Journey Through Time

By Sue

Consider...

...the rose. Arguably the Queen of the garden. It's much too feminine to be the King. Roses have been in the fossil record for 35 million years. In nature, the genus Rosa has some 150 species spread throughout the Northern Hemisphere, from Alaska to Mexico and including northern Africa. Garden cultivation of roses began some 5,000 years ago, probably in China. During the Roman period, roses were grown extensively in the Middle East. They were used as confetti at celebrations, for medicinal purposes, and as a source of perfume. Roman nobility established large public rose gardens in the south of Rome. After the fall of the Roman Empire, the popularity of roses seemed to rise and fall depending on gardening trends of the time.

There have been poems and songs about roses. Roses are red, except when they are the yellow rose of Texas. There was the white rose of York and the red rose of Lancaster which ended with the War of the Roses. Cities are named for roses. I lived in Roseburg, but to be honest that town was named after a man and not the flower. There are festivals like our Rose Festival and rose societies all over the world, no doubt. There must be thousands of rose gardens to enjoy this wonderful flower.

They are named for royalty as today I saw Queen Elizabeth and Princess Margaret over at my neighborhood rose garden. They are named for lofty ideals such as Honor and Peace. There are small, dainty roses like this one, and huge extravagant roses that take your breath away. They come in shimmering white to the deepest velvety reds and purples. Roses can be wound so tight that the layers never reveal the center, or they can be a single petaled rose, proudly show off their inner beauty. Some people devote their lives to the rose...cultivating and growing hundreds of roses.
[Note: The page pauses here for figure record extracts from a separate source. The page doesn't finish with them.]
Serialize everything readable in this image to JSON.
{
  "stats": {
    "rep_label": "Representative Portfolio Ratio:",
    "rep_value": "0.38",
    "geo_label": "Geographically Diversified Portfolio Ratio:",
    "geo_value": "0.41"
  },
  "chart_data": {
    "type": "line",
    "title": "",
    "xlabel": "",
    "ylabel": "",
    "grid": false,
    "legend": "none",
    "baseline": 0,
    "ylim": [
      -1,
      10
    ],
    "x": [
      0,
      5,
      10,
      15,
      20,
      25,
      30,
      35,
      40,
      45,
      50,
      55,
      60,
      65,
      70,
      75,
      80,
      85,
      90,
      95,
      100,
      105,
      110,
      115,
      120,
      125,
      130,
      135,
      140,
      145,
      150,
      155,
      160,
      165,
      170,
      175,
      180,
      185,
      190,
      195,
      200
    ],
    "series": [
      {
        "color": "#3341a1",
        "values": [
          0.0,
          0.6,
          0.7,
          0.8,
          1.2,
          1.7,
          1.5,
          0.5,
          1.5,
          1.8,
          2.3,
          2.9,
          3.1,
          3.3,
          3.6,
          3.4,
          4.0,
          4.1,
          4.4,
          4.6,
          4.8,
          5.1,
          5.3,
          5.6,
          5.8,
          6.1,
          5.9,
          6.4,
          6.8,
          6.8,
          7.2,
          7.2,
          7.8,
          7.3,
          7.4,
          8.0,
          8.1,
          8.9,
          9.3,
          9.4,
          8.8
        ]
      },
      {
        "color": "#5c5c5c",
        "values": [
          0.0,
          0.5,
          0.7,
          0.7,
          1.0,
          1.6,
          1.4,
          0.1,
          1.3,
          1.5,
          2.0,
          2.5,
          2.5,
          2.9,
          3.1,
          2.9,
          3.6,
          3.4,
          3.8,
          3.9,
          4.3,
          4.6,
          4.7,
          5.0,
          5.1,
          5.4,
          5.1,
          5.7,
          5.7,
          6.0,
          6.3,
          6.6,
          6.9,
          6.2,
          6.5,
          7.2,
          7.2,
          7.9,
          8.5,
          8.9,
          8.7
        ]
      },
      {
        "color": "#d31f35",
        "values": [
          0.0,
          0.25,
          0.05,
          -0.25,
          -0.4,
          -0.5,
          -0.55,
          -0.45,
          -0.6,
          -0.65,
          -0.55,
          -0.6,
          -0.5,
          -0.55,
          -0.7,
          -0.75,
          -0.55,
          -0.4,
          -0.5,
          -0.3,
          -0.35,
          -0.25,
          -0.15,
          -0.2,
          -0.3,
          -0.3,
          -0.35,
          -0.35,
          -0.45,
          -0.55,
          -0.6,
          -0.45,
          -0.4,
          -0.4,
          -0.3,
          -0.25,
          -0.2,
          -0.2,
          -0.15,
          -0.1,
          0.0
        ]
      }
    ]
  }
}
Roses can stand tall and alone as the beautiful tea roses do, or be bunched together in a florabunda. They can climb or they can be miniature. People have made the rose all but sit up and beg. Maybe that is next.

The rose, spectacular as it is, is not necessarily my favorite flower. I am an equal opportunity flower lover and appreciate flowers in all of their beauty...from the regal rose to the dandelion. Each is beautiful.

Hope everything is coming up roses for you and yours, my blip buddies.